Иногда ее фамилия Похмельнова. А иногда Погибелева. Может быть, их две?
Александр Сергеич, дорогой, привет вам от пустякового писателя с 16-й полосы!
Я – монгольфьер, надутый спиртовыми парами. Прощайте, Александр Сергеич! Мне надо долететь, кончается горючее, я бешено теряю высоту…
Мелькнуло слева от меня турецкое посольство, и развевающийся над ним флаг окрасил небо вечерней зеленью. На этом ярко-зеленом небе взошел месяц. И проклюнулась звезда. Ах, как быстро я летел вниз! Как пропадала высота моего сладкого полета! Как мгновенно кончился вечер над турецким посольством, как быстро зашел за моей спиной месяц, а звезда упала, не взойдя в зенит, – и полет был так стремителен, что я камнем пролетел через рассвет и упал снова в палящее марево раскаленного дня около посольства Кипра. Я чувствовал, что ноги мои задевают за асфальт, я чиркал подметками по мягкому тротуару, я отталкивался, чтобы еще немного пролететь, но туфли вязли в черной каше гудрона.

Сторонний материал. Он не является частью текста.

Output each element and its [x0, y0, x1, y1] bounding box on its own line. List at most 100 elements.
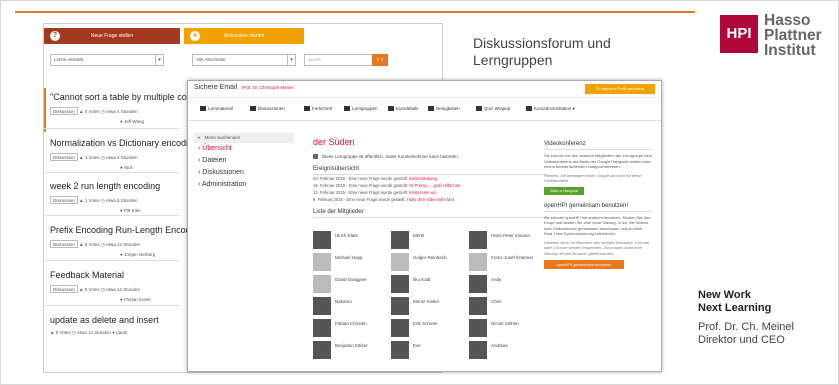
presentation-slide: ? Neue Frage stellen ● Diskussion starte…	[0, 0, 839, 385]
new-discussion-label: Diskussion starten	[223, 33, 265, 39]
hide-menu-label: Menü ausblenden	[204, 135, 241, 140]
new-discussion-button[interactable]: ● Diskussion starten	[184, 28, 304, 44]
group-icon	[344, 106, 350, 112]
email-user[interactable]: Prof. Dr. Christoph Meinel	[242, 85, 294, 90]
clock-icon: ◷	[101, 287, 105, 292]
clock-icon: ◷	[101, 109, 105, 114]
avatar	[391, 297, 409, 315]
new-question-button[interactable]: ? Neue Frage stellen	[44, 28, 180, 44]
thread-time: etwa 4 Stunden	[106, 155, 138, 160]
group-visibility-note: Diese Lerngruppe ist öffentlich. Jeder K…	[313, 153, 548, 160]
member-item[interactable]: Benjamin Kälzer	[313, 341, 383, 359]
thread-item[interactable]: Feedback Material Diskussion ▲ 0 Votes ◷…	[50, 270, 200, 302]
member-item[interactable]: Chris	[469, 297, 539, 315]
search-input[interactable]: Suche	[304, 54, 374, 66]
question-icon: ?	[50, 31, 60, 41]
search-button[interactable]: » ×	[372, 54, 388, 66]
thread-author-name: Nick	[123, 165, 133, 170]
megaphone-icon	[428, 106, 434, 112]
thread-votes: 0 Votes	[55, 330, 71, 335]
sidebar-item-discussions[interactable]: › Diskussionen	[194, 167, 294, 179]
sidebar-item-overview[interactable]: › Übersicht	[194, 143, 294, 155]
thread-votes: 1 Votes	[84, 155, 100, 160]
user-icon: ●	[120, 297, 123, 302]
member-name: Holger Reinbach	[413, 255, 447, 260]
slide-accent-line	[15, 11, 695, 13]
openhpi-share-button[interactable]: openHPI gemeinsam benutzen	[544, 260, 624, 269]
thread-item[interactable]: Normalization vs Dictionary encoding Dis…	[50, 138, 200, 170]
sort-select[interactable]: Letzte Aktivität ▾	[50, 54, 164, 66]
thread-tag: Diskussion	[50, 107, 78, 115]
thread-meta: Diskussion ▲ 0 Votes ◷ etwa 12 Stunden	[50, 285, 200, 295]
chat-icon	[250, 106, 256, 112]
email-header: Sichere Email Prof. Dr. Christoph Meinel…	[188, 81, 661, 97]
gear-icon	[526, 106, 532, 112]
nav-item-diskussionen[interactable]: Diskussionen	[250, 106, 285, 115]
member-item[interactable]: Michael Hopp	[313, 253, 383, 271]
thread-title: Feedback Material	[50, 270, 125, 280]
member-item[interactable]: David Gwiggner	[313, 275, 383, 293]
member-item[interactable]: Merkl	[391, 231, 461, 249]
section-select[interactable]: Alle Abschnitte ▾	[192, 54, 296, 66]
event-link[interactable]: Einschränkung	[409, 176, 437, 181]
member-item[interactable]: Franz-Josef Kraemer	[469, 253, 539, 271]
event-item: 14. Februar 2015 - Eine neue Frage wurde…	[313, 189, 548, 196]
thread-title: Prefix Encoding Run-Length Encoding Clus…	[50, 225, 226, 235]
profile-button[interactable]: Zu meinem Profil wechseln	[585, 84, 655, 94]
clock-icon: ◷	[101, 198, 105, 203]
thread-item[interactable]: week 2 run length encoding Diskussion ▲ …	[50, 181, 200, 213]
avatar	[391, 275, 409, 293]
user-icon: ●	[120, 252, 123, 257]
nav-item-kursdetails[interactable]: Kursdetails	[388, 106, 418, 115]
thread-author: ● Jeff Wang	[50, 119, 200, 124]
user-icon: ●	[120, 208, 123, 213]
divider	[44, 128, 180, 129]
member-item[interactable]: Ulrich Klate	[313, 231, 383, 249]
avatar	[313, 319, 331, 337]
event-text: 16. Februar 2015 - Eine neue Frage wurde…	[313, 183, 408, 188]
openhpi-share-title: openHPI gemeinsam benutzen!	[544, 203, 652, 212]
member-item[interactable]: Fabian Christen	[313, 319, 383, 337]
thread-item[interactable]: Prefix Encoding Run-Length Encoding Clus…	[50, 225, 226, 257]
member-item[interactable]: Nicole Selhen	[469, 319, 539, 337]
nav-item-neuigkeiten[interactable]: Neuigkeiten	[428, 106, 460, 115]
event-link[interactable]: Hallo (Ein Video sehr lan)	[407, 197, 454, 202]
nav-item-kursadministration[interactable]: Kursadministration ▾	[526, 106, 575, 115]
thread-item[interactable]: "Cannot sort a table by multiple columns…	[50, 92, 221, 124]
thread-tag: Diskussion	[50, 285, 78, 293]
divider	[44, 172, 180, 173]
member-item[interactable]: Eve	[391, 341, 461, 359]
event-item: 16. Februar 2015 - Eine neue Frage wurde…	[313, 182, 548, 189]
member-item[interactable]: Erik Schrem	[391, 319, 461, 337]
event-text: 14. Februar 2015 - Eine neue Frage wurde…	[313, 190, 408, 195]
sidebar-item-files[interactable]: › Dateien	[194, 155, 294, 167]
nav-item-fortschritt[interactable]: Fortschritt	[304, 106, 332, 115]
logo-line: Hasso	[764, 12, 811, 29]
member-item[interactable]: Andreas	[469, 341, 539, 359]
nav-item-quiz[interactable]: Quiz Wrapup	[476, 106, 510, 115]
member-item[interactable]: Holger Reinbach	[391, 253, 461, 271]
member-item[interactable]: Hans-Peter Klauser	[469, 231, 539, 249]
slide-title: Diskussionsforum und Lerngruppen	[473, 35, 611, 68]
group-right-panel: Videokonferenz Sie können mit den andere…	[544, 141, 652, 269]
start-hangout-button[interactable]: Start a Hangout	[544, 186, 584, 195]
member-name: Merkl	[413, 233, 424, 238]
sidebar-item-administration[interactable]: › Administration	[194, 179, 294, 191]
nav-item-lerngruppen[interactable]: Lerngruppen	[344, 106, 378, 115]
event-link[interactable]: Ist Prinzip ... groß Hilfschen	[409, 183, 460, 188]
member-name: Hans-Peter Klauser	[491, 233, 531, 238]
nav-label: Lernmaterial	[208, 106, 234, 111]
unlock-icon	[313, 154, 318, 160]
slide-footer-text: New Work Next Learning Prof. Dr. Ch. Mei…	[698, 289, 833, 347]
nav-item-lernmaterial[interactable]: Lernmaterial	[200, 106, 233, 115]
member-name: Andreas	[491, 343, 508, 348]
member-item[interactable]: Andy	[469, 275, 539, 293]
member-item[interactable]: Ilko Kadt	[391, 275, 461, 293]
thread-item[interactable]: update as delete and insert ▲ 0 Votes ◷ …	[50, 315, 200, 340]
hide-menu-button[interactable]: «Menü ausblenden	[194, 133, 294, 143]
member-item[interactable]: Nakamu	[313, 297, 383, 315]
event-link[interactable]: Kostet Hier ein	[409, 190, 436, 195]
video-conference-text: Sie können mit den anderen Mitgliedern d…	[544, 153, 652, 169]
member-item[interactable]: Moritz Kesler	[391, 297, 461, 315]
thread-time: etwa 12 Stunden	[106, 242, 141, 247]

Я оттолкнулся руками от плотного горячего воздуха, чуть-чуть приподнялся и улетел в вестибюль, сумрачно-темный, мрачно-прохладный, прекрасно-пустой.
В большом деревянном холле тоже было пусто, и, подчеркивая нереальность всего происходящего, горланил в одиночестве телевизор, напудренный диктор передавал последние известия.

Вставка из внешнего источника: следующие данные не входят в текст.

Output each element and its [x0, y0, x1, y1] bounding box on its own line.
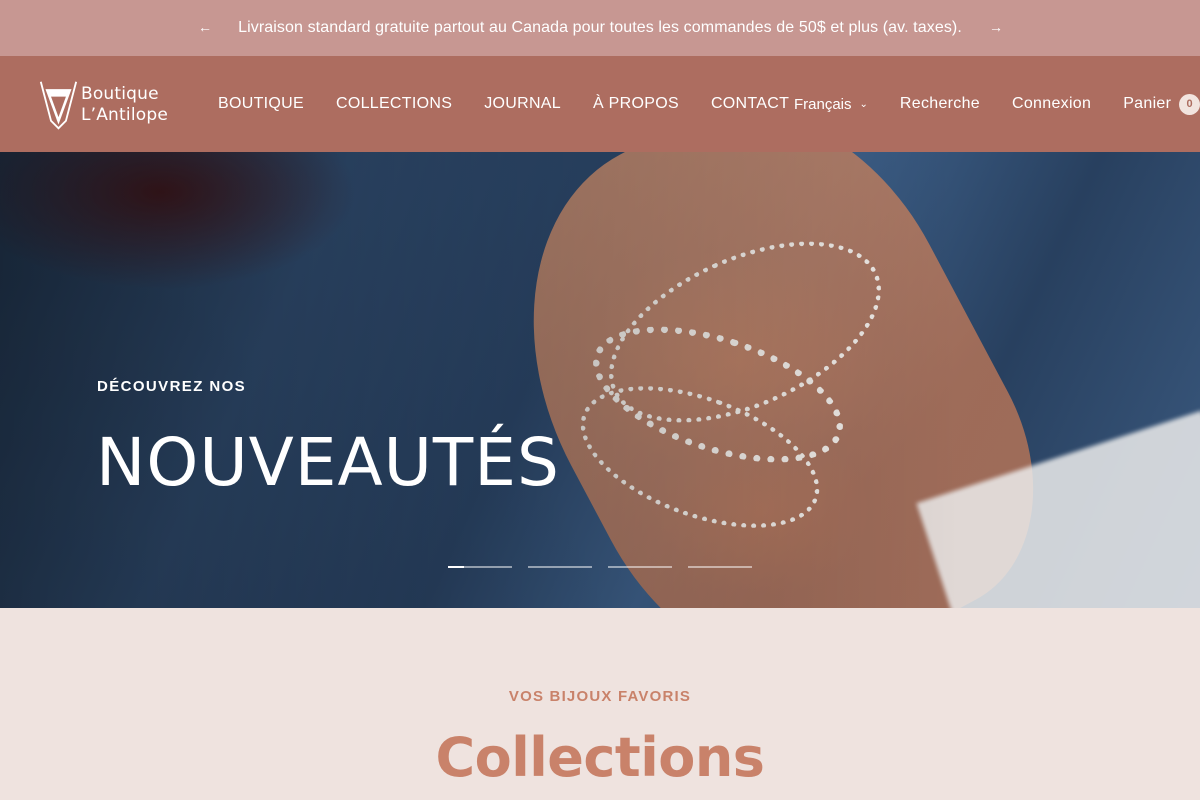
nav-a-propos[interactable]: À PROPOS	[593, 95, 679, 113]
announcement-message: Livraison standard gratuite partout au C…	[238, 19, 962, 36]
slide-dot-3[interactable]	[608, 566, 672, 568]
logo-text: Boutique L’Antilope	[80, 84, 168, 125]
cart-label: Panier	[1123, 95, 1172, 112]
arrow-right-icon[interactable]: →	[986, 17, 1006, 37]
slide-dot-2[interactable]	[528, 566, 592, 568]
section-title: Collections	[435, 726, 765, 789]
hero-slideshow[interactable]: DÉCOUVREZ NOS NOUVEAUTÉS	[0, 152, 1200, 608]
announcement-bar: ← Livraison standard gratuite partout au…	[0, 0, 1200, 56]
cart-count-badge: 0	[1179, 93, 1200, 115]
arrow-left-icon[interactable]: ←	[195, 17, 215, 37]
collections-section: VOS BIJOUX FAVORIS Collections	[0, 608, 1200, 800]
chevron-down-icon: ⌄	[859, 98, 868, 110]
utility-nav: Français ⌄ Recherche Connexion Panier 0	[794, 56, 1200, 152]
language-selector[interactable]: Français ⌄	[794, 96, 868, 113]
section-kicker: VOS BIJOUX FAVORIS	[508, 688, 692, 705]
site-header: Boutique L’Antilope BOUTIQUE COLLECTIONS…	[0, 56, 1200, 152]
antelope-logo-icon	[39, 81, 78, 130]
nav-journal[interactable]: JOURNAL	[484, 95, 561, 113]
nav-contact[interactable]: CONTACT	[711, 95, 789, 113]
login-link[interactable]: Connexion	[1012, 95, 1091, 113]
nav-boutique[interactable]: BOUTIQUE	[218, 95, 304, 113]
slideshow-pagination	[448, 566, 768, 568]
slide-dot-1[interactable]	[448, 566, 512, 568]
slide-dot-4[interactable]	[688, 566, 752, 568]
search-link[interactable]: Recherche	[900, 95, 980, 113]
main-nav: BOUTIQUE COLLECTIONS JOURNAL À PROPOS CO…	[218, 56, 821, 152]
cart-link[interactable]: Panier 0	[1123, 93, 1200, 115]
logo[interactable]: Boutique L’Antilope	[38, 76, 168, 134]
hero-headline: NOUVEAUTÉS	[96, 424, 560, 501]
hero-eyebrow: DÉCOUVREZ NOS	[97, 378, 247, 395]
nav-collections[interactable]: COLLECTIONS	[336, 95, 452, 113]
language-label: Français	[794, 95, 852, 113]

– Муся! Два по сто! – закричал я со ступенек буфетчице, и она молча, со своей простой, всепонимающей, доброй улыбкой мгновенно протянула мне две кофейные чашки.
Первую я хлестнул прямо у стойки, и водка рванулась в меня с жадным урчанием, как струя огнемета. Подпрыгнули, метнулись по стенам желтые огни, располосовали тьму исступленной жажды, кровь хлынула в ссохшийся, почти умолкший компьютер – и я обвел прозревшими глазами кафе, задышал сладко и глубоко, будто вынырнул из бездонной ледяной толщи.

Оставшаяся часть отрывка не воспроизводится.